Moving boxes were strewn about in every room, and packing peanuts littered the floor like engorged confetti. Balls of crinkled packing paper roosted in corners of cluttered rooms with the grace of avant-garde sculptures. The television was still in the box, much to Connor and Maggie's chagrin, while the basement—which Nina hoped to convert into a kids' cave of sorts—needed a dehumidifier running twenty-four-seven before she could even consider laying down the carpet the movers had left rolled up down there. Simon, who was more obsessed than anyone in the Garrity clan with neatness and order, had assured Nina he was fine with the mess. But she knew that if she was feeling frazzled, he must have been in a total tizzy.

As the school's robotics instructor, Simon was good with technology, and had already gotten the wireless internet up and running. The Bluetooth Sonos speakers he had configured continuously pumped out high-energy classic rock music, but the boxes full of stuff were Nina's main job, and she desperately wanted to feel settled. Most nights she worked with Simon at her side, unpacking essentials, cleaning and scrubbing bathrooms, replacing the batteries in all the smoke detectors.

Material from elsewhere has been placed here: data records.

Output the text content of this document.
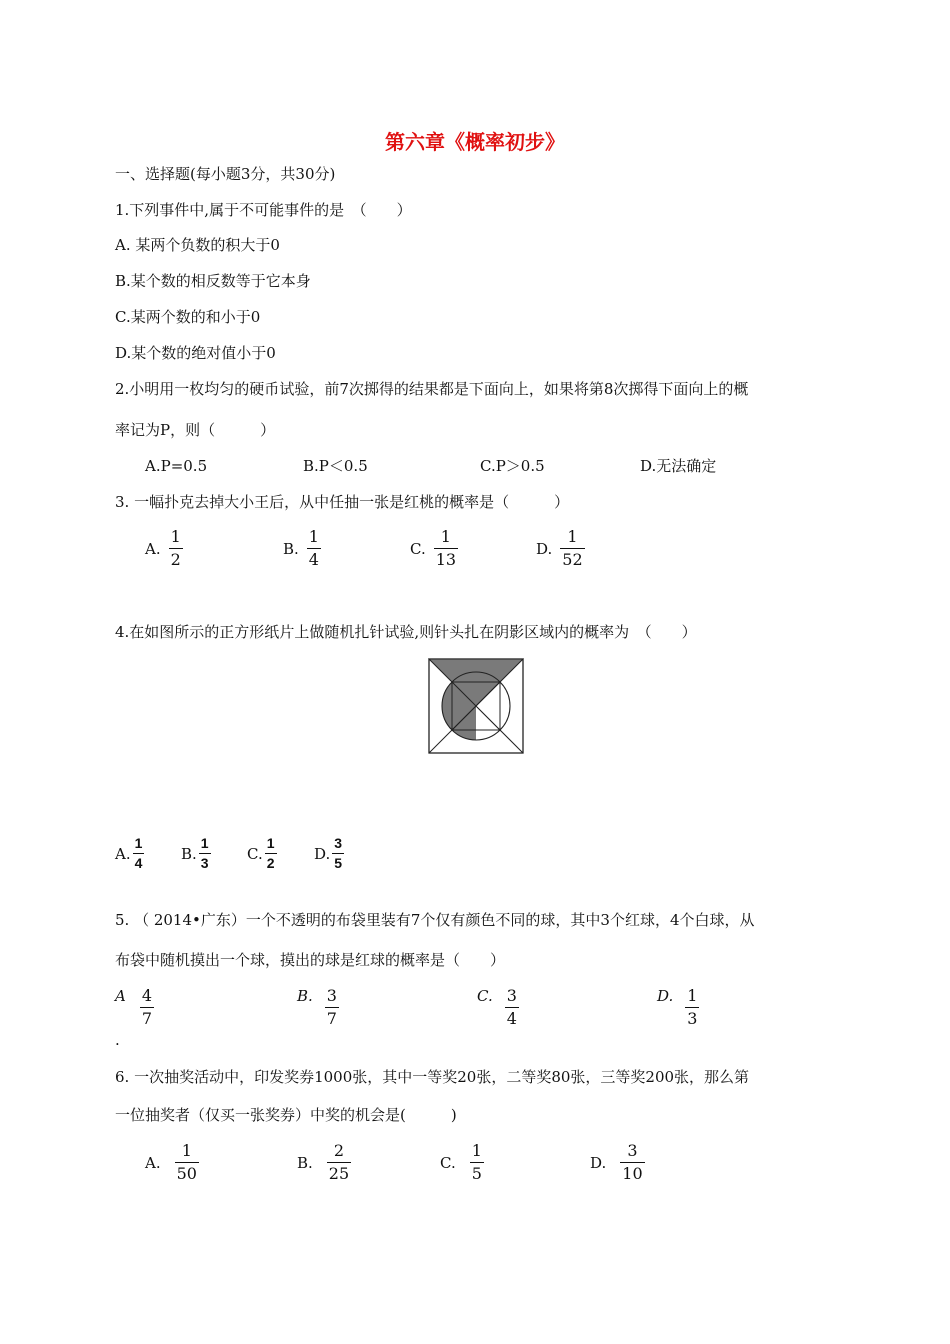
第六章《概率初步》
一、选择题(每小题3分，共30分)
1.下列事件中,属于不可能事件的是　（　　）
A. 某两个负数的积大于0
B.某个数的相反数等于它本身
C.某两个数的和小于0
D.某个数的绝对值小于0
2.小明用一枚均匀的硬币试验，前7次掷得的结果都是下面向上，如果将第8次掷得下面向上的概
率记为P，则（　　　）
A.P=0.5	B.P＜0.5	C.P＞0.5	D.无法确定
3. 一幅扑克去掉大小王后，从中任抽一张是红桃的概率是（　　　）
A. $\frac{1}{2}$	B. $\frac{1}{4}$	C. $\frac{1}{13}$	D. $\frac{1}{52}$
4.在如图所示的正方形纸片上做随机扎针试验,则针头扎在阴影区域内的概率为　（　　）
A. $\frac{1}{4} B$. $\frac{1}{3} C$. $\frac{1}{2} D$. $\frac{3}{5}$
5. （ 2014•广东）一个不透明的布袋里装有7个仅有颜色不同的球，其中3个红球，4个白球，从
布袋中随机摸出一个球，摸出的球是红球的概率是（　　）
A $\frac{4}{7}$	B. $\frac{3}{7}$	C. $\frac{3}{4}$	D. $\frac{1}{3}$
.
6. 一次抽奖活动中，印发奖券1000张，其中一等奖20张，二等奖80张，三等奖200张，那么第
一位抽奖者（仅买一张奖券）中奖的机会是(　　　)
A. $\frac{1}{50}$	B. $\frac{2}{25}$	C. $\frac{1}{5}$	D. $\frac{3}{10}$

Despite these efforts, the place still felt like someone else's home, with Nina as a temporary guest. Maybe when she added plants, or had
pictures hanging in the hallway, maybe when all her things were in place, it would feel like home. Or maybe she should buy new furniture, new everything, because the old stuff might serve only as a reminder of all she had lost.

With so much to do, Nina focused on tackling the laundry, because at least it was a task she could manage to completion. She was folding a basket of clothes while her endless to-do list tumbled disjointedly through her mind, just like the dryer itself.

Dog food … shopping … Maggie's dentist appointment … mend the hole in Connor's jersey … forms for fall lacrosse … order team sweatshirts … pick up prescriptions at CVS … enroll Maggie in CCD classes at St. Francis … the kids' physicals … nut-free ingredients for the football team bake sale
(Maggie was deathly allergic) … and on … and on.

Moving didn't erase Nina's responsibilities, but rather added to them.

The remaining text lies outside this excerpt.